Нюрка села напротив, подпёрла рукой подбородок. Сейчас она походила на мою бывшую, та тоже любила смотреть, как я ем. Но это было в начале нашей семейной жизни, потом я ел в одиночестве.
– Так что, налить? – я потянулся к бутылке.
– Нет-нет, – быстро проговорила она. – Я нет, я не пью.
В словах её было столько же искренности, сколько печали в глазах. Я пожал плечами: нет, так нет – налил себе и выпил.
– Как хочешь. Остатки спрячь, мужа завтра опохмелишь.
Нюрка встала, чтобы убрать бутылку в холодильник. Я тоже встал. Настало время уходить, но уходить не хотелось, тем более, Нюрка нравилась мне всё больше. Я взял её под локоть, потянул к себе. Она испуганно всхлипнула, упёрлась мне ладонями в грудь, но не сильно и не уверенно. Задышала часто, отвернулась, я прижался губами к её уху, зашептал:
– Ты меня не любишь, не жалеешь, разве я немного не красив? Не смотря в лицо, от страсти млеешь, мне на плечи руки опустив…
Это было единственное, что пришло на ум – стихи Есенина – и пусть я продекламировал их без особого изыска, главное слово – страсть – я произнёс как оно того и подобает – со страстью. Я почувствовал, как Нюркины руки задрожали и перестали меня сдерживать.
– Молодая, с чувственным оскалом, я с тобой не нежен и не груб. Расскажи мне, скольких ты ласкала? Сколько рук ты помнишь? Сколько губ?
– Не надо, – она почти простонала. – Не надо. Нет. Я уже три дня… в бане… не…
Я отмахнулся, забывая про стихи.
– Да хорош, какая баня. Наполеон жене по три недели запрещал. А Людовик и вовсе за всю жизнь два раза мылся. А ты три дня…
Она заплакала – негромко, как щенок – но женское начало взяло вверх, и я почувствовал робкое прикосновение её пальцев к моей щеке.

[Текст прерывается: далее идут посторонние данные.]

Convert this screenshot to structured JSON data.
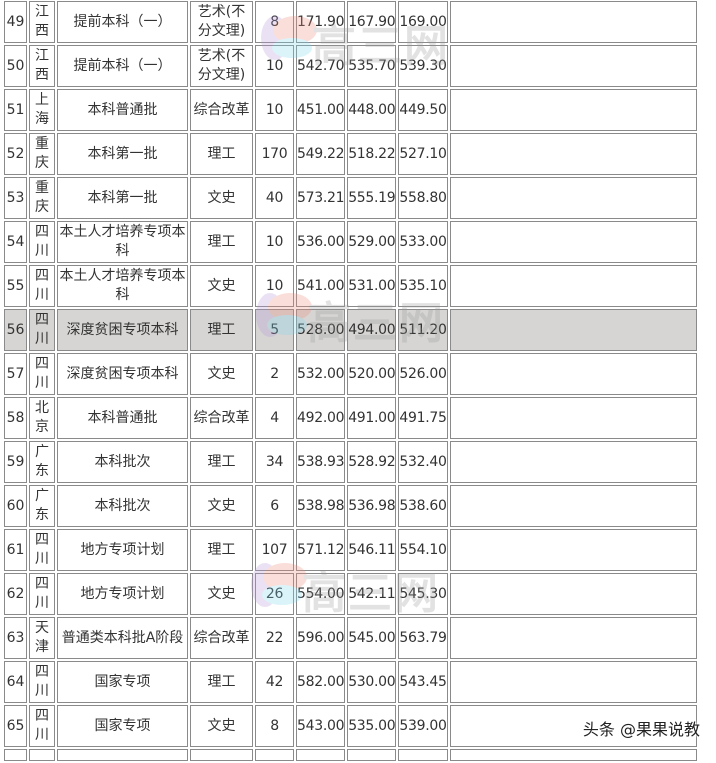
{
  "rows": [
    {
      "no": "49",
      "province": "江西",
      "batch": "提前本科（一）",
      "category": "艺术(不分文理)",
      "plan": "8",
      "max": "171.90",
      "min": "167.90",
      "avg": "169.00",
      "note": ""
    },
    {
      "no": "50",
      "province": "江西",
      "batch": "提前本科（一）",
      "category": "艺术(不分文理)",
      "plan": "10",
      "max": "542.70",
      "min": "535.70",
      "avg": "539.30",
      "note": ""
    },
    {
      "no": "51",
      "province": "上海",
      "batch": "本科普通批",
      "category": "综合改革",
      "plan": "10",
      "max": "451.00",
      "min": "448.00",
      "avg": "449.50",
      "note": ""
    },
    {
      "no": "52",
      "province": "重庆",
      "batch": "本科第一批",
      "category": "理工",
      "plan": "170",
      "max": "549.22",
      "min": "518.22",
      "avg": "527.10",
      "note": ""
    },
    {
      "no": "53",
      "province": "重庆",
      "batch": "本科第一批",
      "category": "文史",
      "plan": "40",
      "max": "573.21",
      "min": "555.19",
      "avg": "558.80",
      "note": ""
    },
    {
      "no": "54",
      "province": "四川",
      "batch": "本土人才培养专项本科",
      "category": "理工",
      "plan": "10",
      "max": "536.00",
      "min": "529.00",
      "avg": "533.00",
      "note": ""
    },
    {
      "no": "55",
      "province": "四川",
      "batch": "本土人才培养专项本科",
      "category": "文史",
      "plan": "10",
      "max": "541.00",
      "min": "531.00",
      "avg": "535.10",
      "note": ""
    },
    {
      "no": "56",
      "province": "四川",
      "batch": "深度贫困专项本科",
      "category": "理工",
      "plan": "5",
      "max": "528.00",
      "min": "494.00",
      "avg": "511.20",
      "note": "",
      "highlight": true
    },
    {
      "no": "57",
      "province": "四川",
      "batch": "深度贫困专项本科",
      "category": "文史",
      "plan": "2",
      "max": "532.00",
      "min": "520.00",
      "avg": "526.00",
      "note": ""
    },
    {
      "no": "58",
      "province": "北京",
      "batch": "本科普通批",
      "category": "综合改革",
      "plan": "4",
      "max": "492.00",
      "min": "491.00",
      "avg": "491.75",
      "note": ""
    },
    {
      "no": "59",
      "province": "广东",
      "batch": "本科批次",
      "category": "理工",
      "plan": "34",
      "max": "538.93",
      "min": "528.92",
      "avg": "532.40",
      "note": ""
    },
    {
      "no": "60",
      "province": "广东",
      "batch": "本科批次",
      "category": "文史",
      "plan": "6",
      "max": "538.98",
      "min": "536.98",
      "avg": "538.60",
      "note": ""
    },
    {
      "no": "61",
      "province": "四川",
      "batch": "地方专项计划",
      "category": "理工",
      "plan": "107",
      "max": "571.12",
      "min": "546.11",
      "avg": "554.10",
      "note": ""
    },
    {
      "no": "62",
      "province": "四川",
      "batch": "地方专项计划",
      "category": "文史",
      "plan": "26",
      "max": "554.00",
      "min": "542.11",
      "avg": "545.30",
      "note": ""
    },
    {
      "no": "63",
      "province": "天津",
      "batch": "普通类本科批A阶段",
      "category": "综合改革",
      "plan": "22",
      "max": "596.00",
      "min": "545.00",
      "avg": "563.79",
      "note": ""
    },
    {
      "no": "64",
      "province": "四川",
      "batch": "国家专项",
      "category": "理工",
      "plan": "42",
      "max": "582.00",
      "min": "530.00",
      "avg": "543.45",
      "note": ""
    },
    {
      "no": "65",
      "province": "四川",
      "batch": "国家专项",
      "category": "文史",
      "plan": "8",
      "max": "543.00",
      "min": "535.00",
      "avg": "539.00",
      "note": ""
    }
  ],
  "watermark_logo_text": "高三网",
  "footer_watermark": "头条 @果果说教",
  "colors": {
    "border": "#8a8a8a",
    "highlight_row": "#d6d5d3",
    "text": "#333333"
  }
}
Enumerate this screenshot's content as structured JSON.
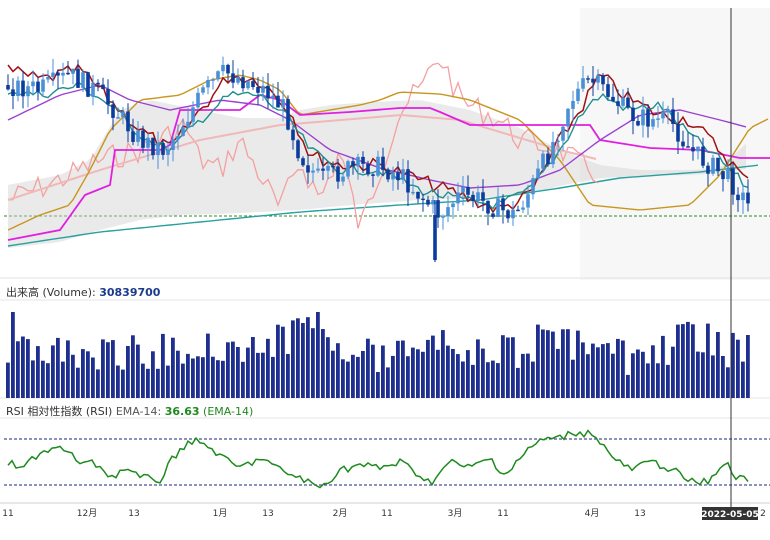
{
  "chart_data": {
    "type": "candlestick",
    "volume_panel": {
      "label": "出来高 (Volume):",
      "value": "30839700",
      "color": "#1f2f8f"
    },
    "rsi_panel": {
      "label": "RSI 相対性指数 (RSI)",
      "ema_label": "EMA-14:",
      "value": "36.63",
      "ema_suffix": "(EMA-14)",
      "color": "#1e8a1e",
      "upper_band": 70,
      "lower_band": 30
    },
    "x_tick_labels": [
      "11",
      "12月",
      "13",
      "1月",
      "13",
      "2月",
      "11",
      "3月",
      "11",
      "4月",
      "13",
      "2"
    ],
    "cursor_date": "2022-05-05",
    "series_colors": {
      "candle_up": "#4a90d9",
      "candle_down": "#0a3c9c",
      "short_ma": "#a01010",
      "mid_ma": "#1f8f8f",
      "conversion": "#e020e0",
      "lagging": "#f4a0a0",
      "band": "#c8961e",
      "long_ma": "#2aa0a0",
      "ma_purple": "#9b40d0",
      "kumo_fill": "#d0d0d0",
      "support_line": "#2a8a2a"
    }
  }
}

Я обхватил её за талию. Она всё ещё пробовала сопротивляться, но скорее по привычке и только на словах.
– Там… в комнате… дети спят.
– Ничего, мы тихо.
Я подхватил её на руки – Господи, как давно я не держал на руках женщин! – отнес на диван. Она дышала глубоко и ровно, словно спала и по-прежнему не смотрела мне в лицо. Она вообще закрыла глаза, и я подумал: как хорошо, что она их закрыла.